Sheridan structured “Peter O’Toole: Along the Sky Road to Aqaba” into four acts, each introduced by a quote about the performer that encapsulates his life during a specific period.
“We just really wanted to have a good bit of his childhood and a little bit of where he came from,” Sheridan says. “Then there were a lot of interviews with people that loved and adored him and thought he was crazy. So, the film covers his early, big rise to stardom, and then the little lull that he had, and then he comes back again. That’s basically the structure.”
In addition to talking heads, Sheridan allows O’Toole to tell his own story by using the actor’s words collected from hundreds of hours of archival interviews.
While Sheridan’s docu focuses on O’Toole’s film successes like “Lawrence of Arabia” as well as his theatrical triumphs including “Jeffrey Barnard Is Unwell,” the film doesn’t shy away from failures such as his 1980 performance of “MacBeth” at the Old Vic in London, as well as his substance abuse issues (mainly booze) and his tumultuous marriage.
“It was hard to cover that part of his life,” says Sheridan. “But this film was like a labor of love. You couldn’t not love the man. He was crazy and hard to deal with sometimes. But as Siân describes, she wasn’t a victim of Peter. It was an equal fucking boxing match. She gave as good as she got. She was strong.”
Sheridan made his first docu, “Three Moons,” in 1995. But the director says he “didn’t really like the experience.” The docu is centered on fashion designer John Rocha, and he “was a good designer, but it was all about surface, visuals, and the clothes,” says Sheridan.
After that experience, he stayed away from documentaries, eventually giving nonfiction filmmaking another shot with the 2021 docuseries “Murder at the Cottage: The Search for Justice for Sophie.”

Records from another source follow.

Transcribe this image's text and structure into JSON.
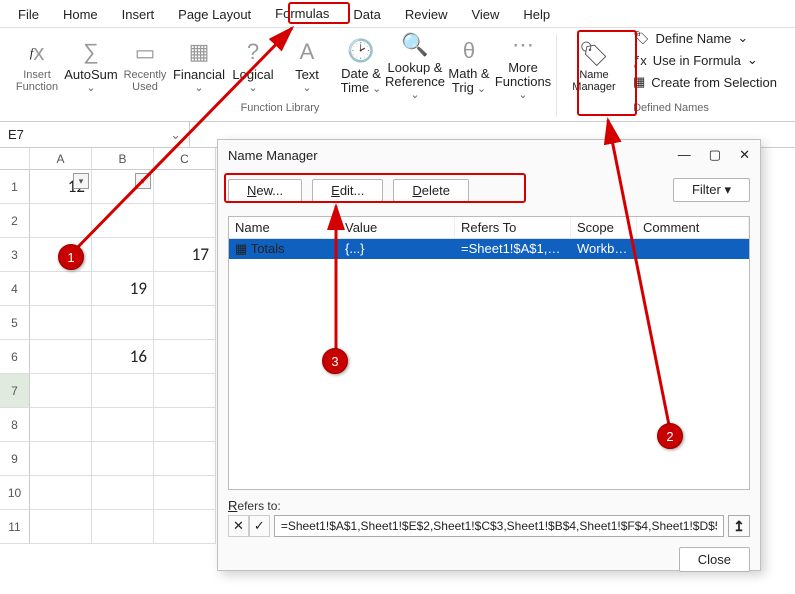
{
  "tabs": [
    "File",
    "Home",
    "Insert",
    "Page Layout",
    "Formulas",
    "Data",
    "Review",
    "View",
    "Help"
  ],
  "active_tab": "Formulas",
  "ribbon": {
    "insert_function": "Insert\nFunction",
    "autosum": "AutoSum",
    "recent": "Recently\nUsed",
    "financial": "Financial",
    "logical": "Logical",
    "text": "Text",
    "datetime": "Date &\nTime",
    "lookup": "Lookup &\nReference",
    "math": "Math &\nTrig",
    "more": "More\nFunctions",
    "group1": "Function Library",
    "name_manager": "Name\nManager",
    "define_name": "Define Name",
    "use_in_formula": "Use in Formula",
    "create_from_sel": "Create from Selection",
    "group2": "Defined Names"
  },
  "namebox": "E7",
  "columns": [
    "A",
    "B",
    "C"
  ],
  "cells": {
    "A1": "12",
    "C3": "17",
    "B4": "19",
    "B6": "16"
  },
  "dialog": {
    "title": "Name Manager",
    "new": "New...",
    "edit": "Edit...",
    "delete": "Delete",
    "filter": "Filter",
    "headers": {
      "name": "Name",
      "value": "Value",
      "refers": "Refers To",
      "scope": "Scope",
      "comment": "Comment"
    },
    "row": {
      "name": "Totals",
      "value": "{...}",
      "refers": "=Sheet1!$A$1,Shee...",
      "scope": "Workbo..."
    },
    "refers_label": "Refers to:",
    "refers_value": "=Sheet1!$A$1,Sheet1!$E$2,Sheet1!$C$3,Sheet1!$B$4,Sheet1!$F$4,Sheet1!$D$5,Sheet1!$B$",
    "close": "Close"
  },
  "callouts": {
    "c1": "1",
    "c2": "2",
    "c3": "3"
  }
}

During that project he concentrated on “trying to get to the actual truth” rather than worry about visuals. “I’ve become fascinated with the whole documentary genre now,” Sheridan says. “In my next one I’m going to investigate what a documentary is and how far we’ve come from the truth.”
BritBox International acquired North American rights to “Peter O’Toole: Along the Sky Road to Aqaba” in November. It will debut on the service May 9.